"Brawo Boruc" - tak włoska gazeta "La Stampa" skomentowała debiut Artura Boruca w bramce Fiorentiny. Dodatek do dziennika "La Repubblica" napisał zaś o Polaku: "Uważny, ze stylem, można na niego liczyć". Nasz golkiper zagrał we wczorajszym meczu piłkarskiego Pucharu Włoch z Empoli (1:0). Niestety, mimo świetnej postawy Boruca nikt nie ma wątpliwości, że numerem jeden jest w klubie Sebastien Frey.

"La Stampa" podkreśliła w relacji z meczu, że na boisko zespół z Florencji wyszedł w bardzo odmienionym składzie, w którym pojawili się głównie piłkarze młodzi i "z drugiego rzędu". Na ławce rezerwowych serbski trener Sinisa Mihajlovic pozostawił m.in. pierwszego bramkarza Francuza Sebastiena Freya, a dał szansę debiutu Arturowi Borucowi, który jest w klubie od lipca.

"Corriere della Sera" zwróciło uwagę na to, że Fiorentina "wymęczyła zwycięstwo" nad drugoligowym Empoli.

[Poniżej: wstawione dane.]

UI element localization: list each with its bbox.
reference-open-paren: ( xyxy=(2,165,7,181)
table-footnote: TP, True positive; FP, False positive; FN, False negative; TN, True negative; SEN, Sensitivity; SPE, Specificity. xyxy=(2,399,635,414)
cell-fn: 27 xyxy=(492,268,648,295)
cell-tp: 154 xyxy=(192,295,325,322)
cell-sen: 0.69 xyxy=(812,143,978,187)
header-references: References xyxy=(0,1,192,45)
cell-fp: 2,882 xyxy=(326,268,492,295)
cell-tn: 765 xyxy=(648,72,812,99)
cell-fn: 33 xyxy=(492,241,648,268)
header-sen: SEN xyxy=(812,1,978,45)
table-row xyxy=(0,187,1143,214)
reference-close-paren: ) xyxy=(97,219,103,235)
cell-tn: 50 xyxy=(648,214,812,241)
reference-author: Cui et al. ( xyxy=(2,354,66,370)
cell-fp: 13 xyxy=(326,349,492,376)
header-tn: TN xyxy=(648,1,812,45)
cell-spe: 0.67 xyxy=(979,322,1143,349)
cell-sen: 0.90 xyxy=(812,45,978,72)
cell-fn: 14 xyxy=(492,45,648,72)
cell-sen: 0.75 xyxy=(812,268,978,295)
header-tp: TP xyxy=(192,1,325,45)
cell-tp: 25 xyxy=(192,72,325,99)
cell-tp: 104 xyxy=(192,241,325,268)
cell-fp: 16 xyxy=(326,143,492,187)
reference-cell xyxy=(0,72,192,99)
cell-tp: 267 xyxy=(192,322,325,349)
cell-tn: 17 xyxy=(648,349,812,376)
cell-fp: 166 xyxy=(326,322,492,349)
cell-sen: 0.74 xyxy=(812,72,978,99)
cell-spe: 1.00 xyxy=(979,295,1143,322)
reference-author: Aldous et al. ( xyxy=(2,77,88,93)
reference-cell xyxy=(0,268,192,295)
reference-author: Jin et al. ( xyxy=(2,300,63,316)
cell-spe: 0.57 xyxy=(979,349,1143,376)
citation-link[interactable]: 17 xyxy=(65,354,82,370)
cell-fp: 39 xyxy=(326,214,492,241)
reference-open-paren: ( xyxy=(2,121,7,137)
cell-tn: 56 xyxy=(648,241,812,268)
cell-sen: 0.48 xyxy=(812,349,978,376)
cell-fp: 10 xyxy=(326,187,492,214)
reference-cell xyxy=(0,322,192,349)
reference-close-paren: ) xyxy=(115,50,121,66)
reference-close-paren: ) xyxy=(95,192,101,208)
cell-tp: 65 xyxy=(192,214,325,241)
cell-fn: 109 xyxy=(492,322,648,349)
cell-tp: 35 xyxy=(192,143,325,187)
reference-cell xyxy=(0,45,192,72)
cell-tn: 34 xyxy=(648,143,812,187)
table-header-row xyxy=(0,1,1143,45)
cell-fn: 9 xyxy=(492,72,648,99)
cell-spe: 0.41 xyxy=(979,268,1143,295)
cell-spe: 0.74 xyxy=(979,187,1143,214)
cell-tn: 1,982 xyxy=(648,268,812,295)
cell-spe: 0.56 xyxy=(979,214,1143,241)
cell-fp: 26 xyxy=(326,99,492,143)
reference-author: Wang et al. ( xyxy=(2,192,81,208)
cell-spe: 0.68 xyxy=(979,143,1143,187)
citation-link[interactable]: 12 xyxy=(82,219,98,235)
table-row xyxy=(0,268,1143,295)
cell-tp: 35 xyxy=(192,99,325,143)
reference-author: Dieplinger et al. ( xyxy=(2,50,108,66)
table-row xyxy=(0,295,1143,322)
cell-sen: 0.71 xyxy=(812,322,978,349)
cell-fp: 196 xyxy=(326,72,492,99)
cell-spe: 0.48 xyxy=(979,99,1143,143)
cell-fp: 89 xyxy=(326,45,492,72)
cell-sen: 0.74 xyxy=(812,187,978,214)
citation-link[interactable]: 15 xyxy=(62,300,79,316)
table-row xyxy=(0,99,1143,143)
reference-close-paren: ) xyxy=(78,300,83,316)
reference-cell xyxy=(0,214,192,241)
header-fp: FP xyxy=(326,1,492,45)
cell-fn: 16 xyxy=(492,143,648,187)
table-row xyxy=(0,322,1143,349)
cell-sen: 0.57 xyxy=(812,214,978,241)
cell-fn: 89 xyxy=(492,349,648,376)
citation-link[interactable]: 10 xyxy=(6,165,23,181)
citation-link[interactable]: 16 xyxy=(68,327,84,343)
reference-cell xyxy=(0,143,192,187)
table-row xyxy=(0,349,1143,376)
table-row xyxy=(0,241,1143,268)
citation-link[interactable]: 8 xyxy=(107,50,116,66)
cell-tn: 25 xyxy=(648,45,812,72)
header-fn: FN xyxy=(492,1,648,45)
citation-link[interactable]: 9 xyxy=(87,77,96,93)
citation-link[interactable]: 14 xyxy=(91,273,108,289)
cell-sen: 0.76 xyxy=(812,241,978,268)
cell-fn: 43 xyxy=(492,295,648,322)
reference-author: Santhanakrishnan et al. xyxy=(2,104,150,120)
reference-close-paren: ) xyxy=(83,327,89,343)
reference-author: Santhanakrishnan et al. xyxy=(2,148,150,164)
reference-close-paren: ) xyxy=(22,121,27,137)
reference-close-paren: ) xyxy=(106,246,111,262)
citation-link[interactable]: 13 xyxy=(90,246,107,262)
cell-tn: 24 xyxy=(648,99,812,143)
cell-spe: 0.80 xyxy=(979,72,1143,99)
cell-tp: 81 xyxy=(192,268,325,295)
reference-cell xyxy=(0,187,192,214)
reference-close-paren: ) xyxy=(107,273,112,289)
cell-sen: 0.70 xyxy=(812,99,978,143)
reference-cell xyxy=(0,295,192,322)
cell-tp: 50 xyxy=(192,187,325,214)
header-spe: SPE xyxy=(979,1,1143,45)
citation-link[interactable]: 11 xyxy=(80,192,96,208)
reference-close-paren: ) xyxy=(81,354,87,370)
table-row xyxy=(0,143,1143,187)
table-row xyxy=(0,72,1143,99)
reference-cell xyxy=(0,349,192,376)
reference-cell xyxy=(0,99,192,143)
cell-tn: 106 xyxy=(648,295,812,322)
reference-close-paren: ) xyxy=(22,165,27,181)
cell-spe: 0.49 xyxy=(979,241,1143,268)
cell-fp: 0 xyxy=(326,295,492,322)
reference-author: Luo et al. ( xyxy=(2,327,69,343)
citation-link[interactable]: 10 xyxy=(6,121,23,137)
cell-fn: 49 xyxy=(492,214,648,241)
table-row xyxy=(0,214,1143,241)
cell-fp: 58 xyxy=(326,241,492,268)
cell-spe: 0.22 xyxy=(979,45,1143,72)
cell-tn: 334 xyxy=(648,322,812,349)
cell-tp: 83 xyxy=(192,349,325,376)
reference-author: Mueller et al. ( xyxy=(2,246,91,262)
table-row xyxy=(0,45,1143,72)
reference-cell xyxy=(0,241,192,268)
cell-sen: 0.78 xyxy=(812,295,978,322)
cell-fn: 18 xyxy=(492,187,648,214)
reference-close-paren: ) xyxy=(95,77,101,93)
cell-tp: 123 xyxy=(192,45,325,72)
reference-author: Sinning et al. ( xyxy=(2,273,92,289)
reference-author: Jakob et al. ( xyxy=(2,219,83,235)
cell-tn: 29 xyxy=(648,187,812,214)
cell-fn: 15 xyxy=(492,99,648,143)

To zwycięstwo cenne, ale nie budzące zachwytu - podsumowała gazeta.

Z kolei florencki dodatek do "La Repubblica" wystawił Borucowi "szóstkę". Uważny, ze stylem, można na niego liczyć - tak gazeta komplementowała grę polskiego bramkarza. Wyżej w ekipie z Florencji oceniono tylko serbskiego pomocnika Adema Ljajica - 6,5.

Najwięcej o debiucie Boruca można dowiedzieć się jednak z oficjalnego portalu kibiców Fiorentiny "Violanews". Borucowi brakuje z całą pewnością regularnych występów w ważnych meczach - tych, dla których latem prawdopodobnie zdecydował przenieść się do Florencji z Celtiku Glasgow - napisał portal. Być może Puchar Włoch naprawdę nie wystarczy Borucowi. Tak czy owak, Sebastien Frey pozostaje nietykalny - dodał.